Crosstalk between neuroendocrinology and follicular dynamism: the mare experimental model for reproductive “aging” in women
Abstract
The study of reproductive physiology in relation to advancing age is of great interest and involves many species, evaluating the mare as a potential model to study follicular and oocyte maturation in the woman. As in women, the mare has a comparable timing with the events associated with follicular and oocyte maturation, having a long follicular phase, a large follicle size, and the timing between human chorionic gonadotrophin (hCG) o equine chorionic gonadotrophin (eCG) administration and ovulation nearly superimposable. Follicular dynamism is characterised by three functional moments whose endocrine mechanisms dictate their physiological sequence of events: Recruitment, selection and dominance. Aging had caused profound functional alterations at the ovarian level, counaltered luteal phase, LH and progesterone, reduced follicular phase, compensated by increased FSH and E2, increased cycle duration and inter-ovulatory intervals, intermittent ovulations, and increased pool of growing primordial follicles, resulting in accelerated depletion of ovarian reserve.
This significant sequence of functional and neuroendocrine effects are the expression of impending reproductive senescence or menopause, respectively, in the mare and the woman in whom the reproductive life turns out to be twice as long as the mare. Aging thus represents a dissociation between oocyte maturation and ovulation, causes a decline in the quality of oocytes.

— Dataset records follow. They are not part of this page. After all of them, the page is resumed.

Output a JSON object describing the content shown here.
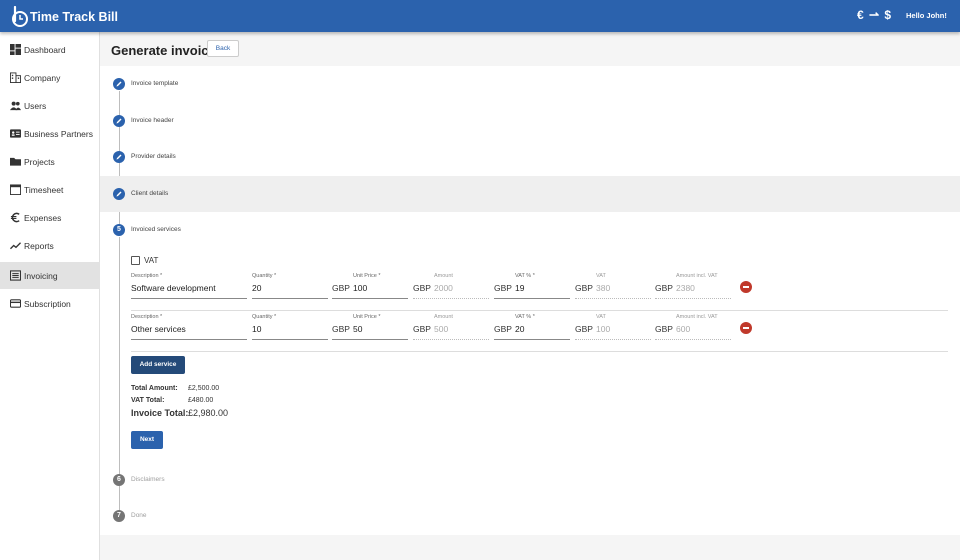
{
  "app": {
    "title": "Time Track Bill",
    "currency_symbols": "€ ⇀ $",
    "greeting": "Hello John!"
  },
  "sidebar": {
    "items": [
      {
        "label": "Dashboard",
        "icon": "dashboard-icon"
      },
      {
        "label": "Company",
        "icon": "company-icon"
      },
      {
        "label": "Users",
        "icon": "users-icon"
      },
      {
        "label": "Business Partners",
        "icon": "business-partners-icon"
      },
      {
        "label": "Projects",
        "icon": "folder-icon"
      },
      {
        "label": "Timesheet",
        "icon": "calendar-icon"
      },
      {
        "label": "Expenses",
        "icon": "euro-icon"
      },
      {
        "label": "Reports",
        "icon": "trending-icon"
      },
      {
        "label": "Invoicing",
        "icon": "invoice-icon",
        "active": true
      },
      {
        "label": "Subscription",
        "icon": "credit-card-icon"
      }
    ]
  },
  "page": {
    "title": "Generate invoice",
    "back_label": "Back"
  },
  "steps": [
    {
      "label": "Invoice template",
      "state": "done"
    },
    {
      "label": "Invoice header",
      "state": "done"
    },
    {
      "label": "Provider details",
      "state": "done"
    },
    {
      "label": "Client details",
      "state": "done"
    },
    {
      "number": "5",
      "label": "Invoiced services",
      "state": "active"
    },
    {
      "number": "6",
      "label": "Disclaimers",
      "state": "pending"
    },
    {
      "number": "7",
      "label": "Done",
      "state": "pending"
    }
  ],
  "vat": {
    "label": "VAT",
    "checked": false
  },
  "columns": {
    "description": "Description *",
    "quantity": "Quantity *",
    "unit_price": "Unit Price *",
    "amount": "Amount",
    "vat_pct": "VAT % *",
    "vat": "VAT",
    "amount_incl_vat": "Amount incl. VAT"
  },
  "currency": "GBP",
  "services": [
    {
      "description": "Software development",
      "quantity": "20",
      "unit_price": "100",
      "amount": "2000",
      "vat_pct": "19",
      "vat": "380",
      "amount_incl_vat": "2380"
    },
    {
      "description": "Other services",
      "quantity": "10",
      "unit_price": "50",
      "amount": "500",
      "vat_pct": "20",
      "vat": "100",
      "amount_incl_vat": "600"
    }
  ],
  "add_service_label": "Add service",
  "totals": {
    "total_amount_label": "Total Amount:",
    "total_amount": "£2,500.00",
    "vat_total_label": "VAT Total:",
    "vat_total": "£480.00",
    "invoice_total_label": "Invoice Total:",
    "invoice_total": "£2,980.00"
  },
  "next_label": "Next",
  "colors": {
    "primary": "#2b62ad",
    "add_button": "#244a79",
    "remove": "#c0392b"
  }
}
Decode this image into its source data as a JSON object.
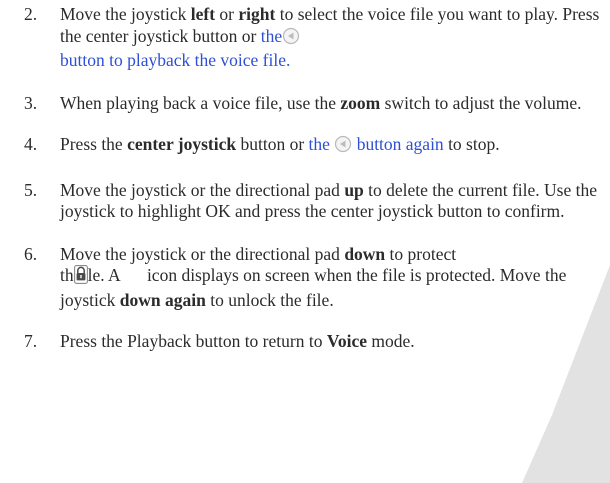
{
  "steps": [
    {
      "number": "2.",
      "t1": "Move the joystick ",
      "b1": "left",
      "t2": " or ",
      "b2": "right",
      "t3": " to select the voice file you want to play. Press the center joystick button or ",
      "blue1": "the",
      "blue2": " button to playback the voice file."
    },
    {
      "number": "3.",
      "t1": "When playing back a voice file, use the ",
      "b1": "zoom",
      "t2": " switch to adjust the volume."
    },
    {
      "number": "4.",
      "t1": "Press the ",
      "b1": "center joystick",
      "t2": " button or ",
      "blue1": "the",
      "blue2": " button again",
      "t3": " to stop."
    },
    {
      "number": "5.",
      "t1": "Move the joystick or the directional pad ",
      "b1": "up",
      "t2": " to delete the current file. Use the joystick to highlight OK and press the center joystick button to confirm."
    },
    {
      "number": "6.",
      "t1": "Move the joystick or the directional pad ",
      "b1": "down",
      "t2": " to protect",
      "t3": "th",
      "t4": "le. A",
      "t5": "icon displays on screen when the file is protected. Move the joystick ",
      "b2": "down again",
      "t6": " to unlock the file."
    },
    {
      "number": "7.",
      "t1": "Press the Playback button to return to ",
      "b1": "Voice",
      "t2": " mode."
    }
  ],
  "icons": {
    "playback": "playback-icon",
    "protect": "lock-icon"
  },
  "colors": {
    "text": "#2b2b2b",
    "link": "#2e4fd6",
    "corner": "#e3e3e3"
  }
}
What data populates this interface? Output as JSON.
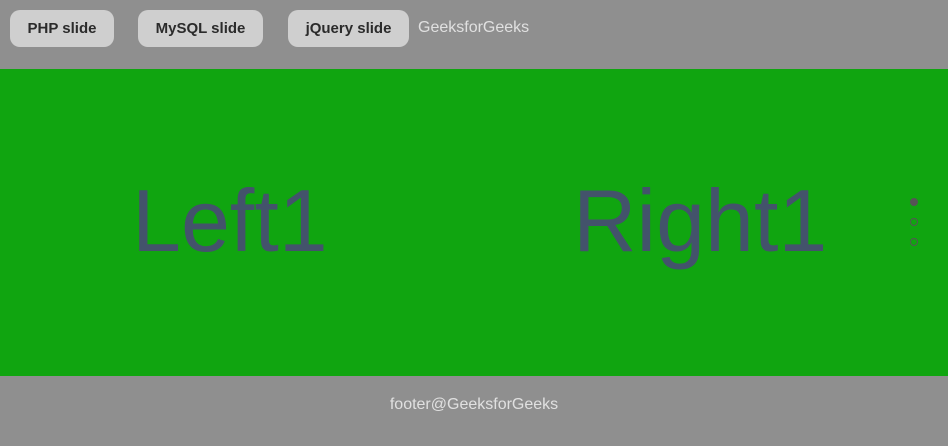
{
  "header": {
    "buttons": [
      {
        "label": "PHP slide"
      },
      {
        "label": "MySQL slide"
      },
      {
        "label": "jQuery slide"
      }
    ],
    "brand": "GeeksforGeeks"
  },
  "slider": {
    "left_text": "Left1",
    "right_text": "Right1",
    "dots_count": 3,
    "active_dot": 1
  },
  "footer": {
    "text": "footer@GeeksforGeeks"
  },
  "colors": {
    "slider_bg": "#10a510",
    "page_bg": "#8f8f8f",
    "slide_text": "#43536b"
  }
}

Older mares had lower androgen pattern than younger, showing that age induces reduction in androgens' synthesis in physiologically cyclic Spanish Purebred mares. In humans’ experimental animals’ and mares’over 16 years, components of the somatotropic axis, such as growth hormone (GH) and insulin-like growth factor 1 (IGF-1) concentrations, decrease with advancing age. Advanced age leads to a predominance of sympathetic nervous activity and lower serotonergic and dopaminergic activity in non-pregnant mares. The pivotal interaction between serotonin (5-HT) and calcium shift in aging pregnant and cyclic mares was recorded, with lower 5-HT, total calcium and ionized calcium in the oldest mares. Aging appears to reduce the secretory tone of 5-HT, with a concurrent large shift in calcium metabolism in pregnant mares. In woman and in animal models, as the mare, estrogens are involved in iron (Fe) homeostasis, supporting the hypothesis of the existence of an “estrogen-iron axis”, with advancing aging. The correlation between thyroid hormones (TH) and ovarian pool was recorded. Ovulation representing a controlled inflammatory process is also mediated by the intervention of glucorticoids, especially cortisol. The ovary is the target tissue for glucocorticoids in many species, including women and mares, but it does not synthesize cortisol de novo.The use of in vivo rather than in vitro models, with a positive impact on unique human, animal and environmental health, is a desirable application for future research in this field.